By Alex Wagner
Nearly 100 countries met in Madrid June 17-19 to continue discussions on a revised draft missile “code of conduct” intended to discourage states from developing or acquiring ballistic missiles.
According to a State Department official, there was widespread agreement that the meeting was “useful and productive.” The official emphasized the importance of the endeavor, saying the code would represent the “first broadly subscribed to, multilateral mechanism in the missile area.”
Although the 33-member Missile Technology Control Regime (MTCR) is designed to limit ballistic missile exports, there is no formal international prohibition against developing, acquiring, or selling ballistic missiles. The code attempts to address this gap.

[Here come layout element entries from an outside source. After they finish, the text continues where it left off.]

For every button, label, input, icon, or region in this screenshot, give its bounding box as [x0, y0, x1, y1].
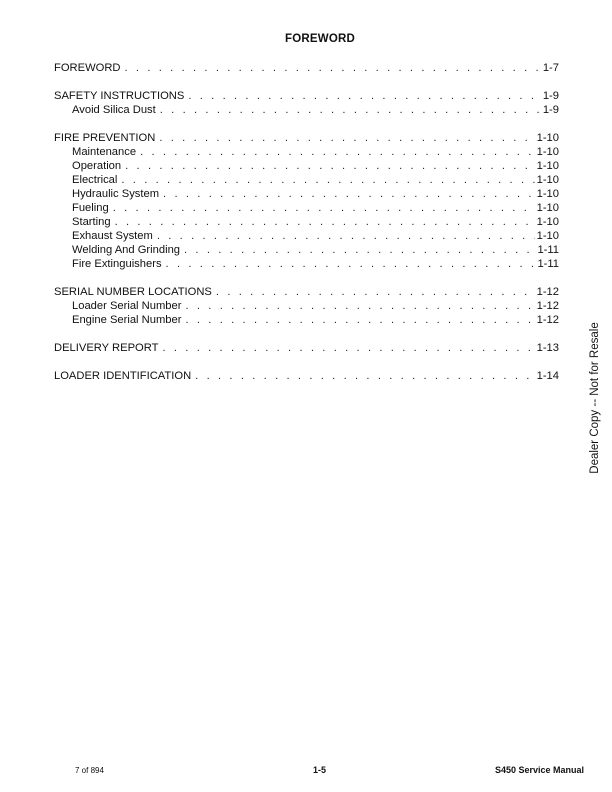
toc-entry[interactable]	[54, 369, 559, 383]
toc-section	[54, 369, 559, 383]
dealer-copy-watermark: Dealer Copy -- Not for Resale	[589, 322, 601, 474]
toc-subentry-label: Fire Extinguishers	[72, 258, 162, 270]
toc-subentry[interactable]	[54, 187, 559, 201]
dot-leader	[125, 159, 534, 173]
toc-subentry[interactable]	[54, 257, 559, 271]
toc-entry[interactable]	[54, 131, 559, 145]
toc-subentry[interactable]	[54, 299, 559, 313]
toc-subentry-label: Hydraulic System	[72, 188, 160, 200]
dot-leader	[121, 173, 534, 187]
toc-subentry-label: Operation	[72, 160, 122, 172]
table-of-contents	[54, 61, 559, 397]
toc-subentry-page-number: 1-10	[536, 146, 559, 158]
dot-leader	[185, 299, 534, 313]
toc-entry-page-number: 1-10	[536, 132, 559, 144]
toc-subentry-page-number: 1-11	[537, 258, 559, 270]
dot-leader	[113, 201, 535, 215]
dot-leader	[163, 187, 535, 201]
toc-entry-label: SERIAL NUMBER LOCATIONS	[54, 286, 212, 298]
toc-subentry[interactable]	[54, 215, 559, 229]
dot-leader	[115, 215, 535, 229]
toc-section	[54, 61, 559, 75]
dot-leader	[195, 369, 534, 383]
toc-subentry-page-number: 1-12	[536, 314, 559, 326]
page-title: FOREWORD	[285, 33, 355, 45]
toc-entry[interactable]	[54, 341, 559, 355]
toc-entry-label: DELIVERY REPORT	[54, 342, 159, 354]
dot-leader	[157, 229, 535, 243]
toc-subentry-page-number: 1-10	[536, 188, 559, 200]
toc-subentry-label: Avoid Silica Dust	[72, 104, 156, 116]
toc-subentry-label: Welding And Grinding	[72, 244, 181, 256]
toc-entry-page-number: 1-9	[542, 90, 559, 102]
toc-entry-label: SAFETY INSTRUCTIONS	[54, 90, 185, 102]
dot-leader	[216, 285, 535, 299]
toc-subentry-page-number: 1-10	[536, 216, 559, 228]
toc-subentry-label: Engine Serial Number	[72, 314, 182, 326]
dot-leader	[160, 103, 541, 117]
footer-page-count: 7 of 894	[75, 766, 104, 775]
dot-leader	[184, 243, 535, 257]
toc-subentry-label: Exhaust System	[72, 230, 153, 242]
toc-section	[54, 131, 559, 271]
toc-subentry-page-number: 1-9	[542, 104, 559, 116]
toc-entry[interactable]	[54, 89, 559, 103]
dot-leader	[188, 89, 541, 103]
toc-subentry-label: Loader Serial Number	[72, 300, 182, 312]
dot-leader	[185, 313, 534, 327]
toc-subentry[interactable]	[54, 201, 559, 215]
toc-subentry-page-number: 1-10	[536, 230, 559, 242]
dot-leader	[166, 257, 536, 271]
toc-section	[54, 89, 559, 117]
toc-entry-label: FOREWORD	[54, 62, 121, 74]
footer-page-number: 1-5	[313, 765, 327, 775]
toc-subentry[interactable]	[54, 243, 559, 257]
toc-subentry-page-number: 1-12	[536, 300, 559, 312]
toc-subentry-page-number: 1-10	[536, 174, 559, 186]
toc-section	[54, 285, 559, 327]
dot-leader	[159, 131, 534, 145]
toc-subentry[interactable]	[54, 145, 559, 159]
toc-subentry-label: Maintenance	[72, 146, 137, 158]
dot-leader	[125, 61, 541, 75]
toc-subentry-page-number: 1-11	[537, 244, 559, 256]
toc-entry-page-number: 1-7	[542, 62, 559, 74]
toc-subentry[interactable]	[54, 159, 559, 173]
toc-entry[interactable]	[54, 285, 559, 299]
toc-section	[54, 341, 559, 355]
toc-entry-page-number: 1-12	[536, 286, 559, 298]
toc-subentry-page-number: 1-10	[536, 160, 559, 172]
dot-leader	[162, 341, 534, 355]
toc-entry-page-number: 1-14	[536, 370, 559, 382]
toc-subentry[interactable]	[54, 173, 559, 187]
toc-entry-page-number: 1-13	[536, 342, 559, 354]
toc-entry-label: LOADER IDENTIFICATION	[54, 370, 192, 382]
footer-manual-title: S450 Service Manual	[495, 765, 585, 775]
toc-subentry-label: Fueling	[72, 202, 109, 214]
toc-subentry-label: Electrical	[72, 174, 118, 186]
toc-entry-label: FIRE PREVENTION	[54, 132, 156, 144]
toc-subentry-page-number: 1-10	[536, 202, 559, 214]
toc-subentry-label: Starting	[72, 216, 111, 228]
toc-subentry[interactable]	[54, 229, 559, 243]
toc-subentry[interactable]	[54, 313, 559, 327]
toc-subentry[interactable]	[54, 103, 559, 117]
toc-entry[interactable]	[54, 61, 559, 75]
dot-leader	[140, 145, 535, 159]
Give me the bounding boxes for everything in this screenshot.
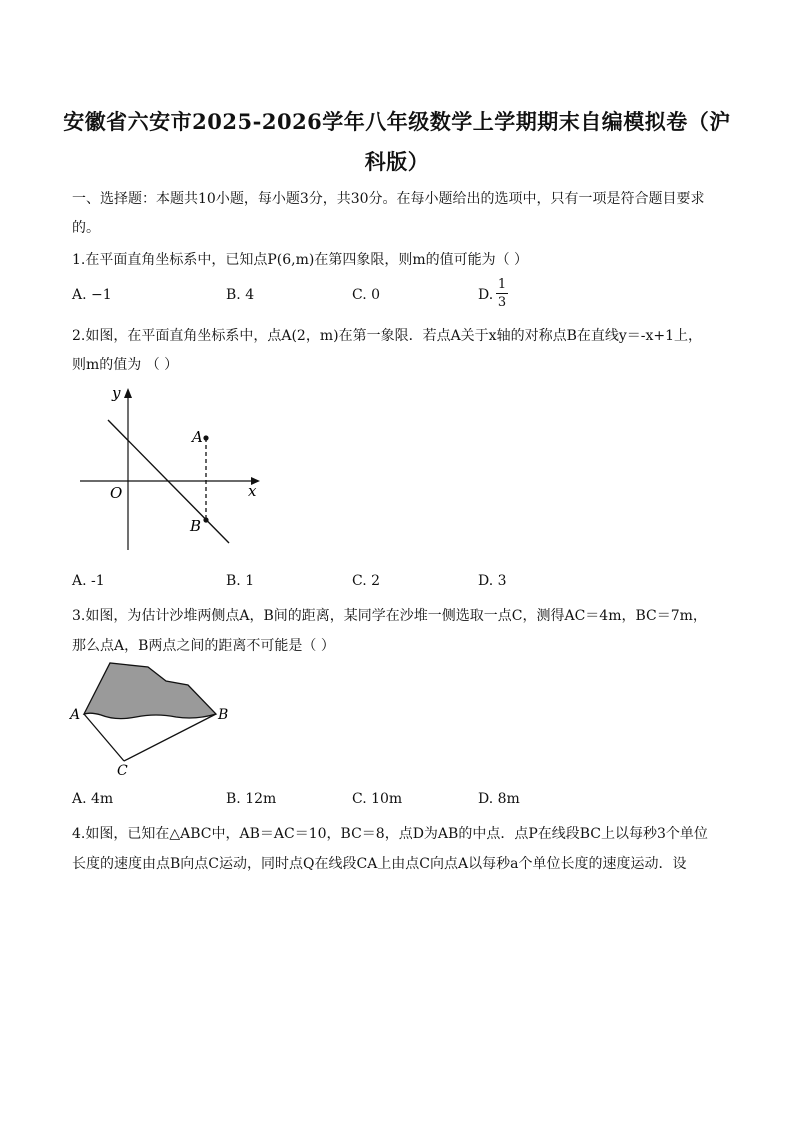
q2-option-b: B. 1 <box>226 573 255 589</box>
point-a-label: A <box>70 707 81 723</box>
q2-coordinate-figure <box>72 380 272 555</box>
q1-option-c: C. 0 <box>352 287 381 303</box>
q1-option-b: B. 4 <box>226 287 255 303</box>
point-a <box>203 435 208 440</box>
point-c-label: C <box>117 763 128 779</box>
exam-title-line1: 安徽省六安市2025-2026学年八年级数学上学期期末自编模拟卷（沪 <box>63 109 731 134</box>
q2-option-d: D. 3 <box>478 573 507 589</box>
q3-option-a: A. 4m <box>72 791 114 807</box>
segment-bc <box>124 714 216 761</box>
section1-instructions-line1: 一、选择题：本题共10小题，每小题3分，共30分。在每小题给出的选项中，只有一项是符合题目要求 <box>72 191 705 207</box>
point-b-label: B <box>190 517 202 535</box>
q1-option-d: D. <box>478 287 494 303</box>
q3-sandpile-figure <box>66 655 246 780</box>
question-4-line2: 长度的速度由点B向点C运动，同时点Q在线段CA上由点C向点A以每秒a个单位长度的速度运动．设 <box>72 856 687 872</box>
question-3-line2: 那么点A，B两点之间的距离不可能是（ ） <box>72 638 335 654</box>
x-axis-label: x <box>248 482 257 500</box>
sand-pile-shape <box>84 663 216 719</box>
question-2-line2: 则m的值为 （ ） <box>72 357 179 373</box>
q1-option-d-fraction <box>496 277 508 310</box>
question-1-text: 1.在平面直角坐标系中，已知点P(6,m)在第四象限，则m的值可能为（ ） <box>72 252 529 268</box>
q2-option-c: C. 2 <box>352 573 381 589</box>
point-b <box>203 517 208 522</box>
fraction-bar <box>496 293 508 294</box>
question-4-line1: 4.如图，已知在△ABC中，AB＝AC＝10，BC＝8，点D为AB的中点．点P在线段BC上以每秒3个单位 <box>72 826 708 842</box>
point-b-label: B <box>218 707 229 723</box>
q3-option-b: B. 12m <box>226 791 277 807</box>
q1-d-denominator: 3 <box>497 295 507 310</box>
point-a-label: A <box>192 428 203 446</box>
segment-ac <box>84 714 124 761</box>
q3-option-d: D. 8m <box>478 791 520 807</box>
question-3-line1: 3.如图，为估计沙堆两侧点A，B间的距离，某同学在沙堆一侧选取一点C，测得AC＝4m，BC＝7m， <box>72 608 707 624</box>
q3-option-c: C. 10m <box>352 791 403 807</box>
y-axis-arrow <box>124 388 132 398</box>
question-2-line1: 2.如图，在平面直角坐标系中，点A(2，m)在第一象限．若点A关于x轴的对称点B在直线y＝-x+1上， <box>72 328 703 344</box>
section1-instructions-line2: 的。 <box>72 220 100 236</box>
y-axis-label: y <box>112 384 121 402</box>
q1-option-a: A. −1 <box>72 287 112 303</box>
origin-label: O <box>110 484 123 502</box>
q1-d-numerator: 1 <box>497 277 507 292</box>
q2-option-a: A. -1 <box>72 573 105 589</box>
exam-title-line2: 科版） <box>364 149 430 174</box>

By setting out general, voluntary political commitments, the code calls on states to restrain their development, testing, and deployment of ballistic missiles and to curb missile assistance to states illegally developing weapons of mass destruction. The code also asks its signatories to exercise “vigilance” in aiding other countries’ space-launch programs, which use technology almost identical to that used in missile programs. To promote transparency, the code establishes a series of confidence-building measures, such as having members submit annual declarations on their missile systems and launch sites.
MTCR members initially conceived of the code in 2000. After internal MTCR deliberations finalized a draft code in September 2001, the European Union took the lead in advancing the draft. France, while president of the EU, offered to host a meeting this February in Paris to present the draft to non-MTCR states. After this conference, France incorporated the meeting’s suggestions and ideas into a subsequent draft. (See ACT, March 2002.)
At the Madrid conference, countries provided additional comments and suggestions on the revised text transmitted by France. The number of countries attending the meeting surpassed that of the Paris convention and included states with well-developed missile programs such as China, India, Israel, and Pakistan. However, Iran—which actively participated at the Paris meeting—decided at the last minute not to attend.
In an interview, a Danish official highlighted that at the latest meeting no state had questioned the code’s fundamental purpose. But the official said that there were some questions regarding confidence-building measures and whether the code’s obligations go too far or not far enough. “The key is to find the right balance, and the text on the table comes close to achieving that balance; however, careful consideration of the comments and amendments put forward by delegations in Madrid remains,” the official said.
Spain turns over the EU presidency to Denmark July 1, after which Copenhagen will assume responsibility for advancing the process and incorporating the Spanish chairman’s summary of the Madrid meeting into a new draft. The Danish official indicated that the EU hopes “to facilitate a successful launch” of the code this fall in The Hague.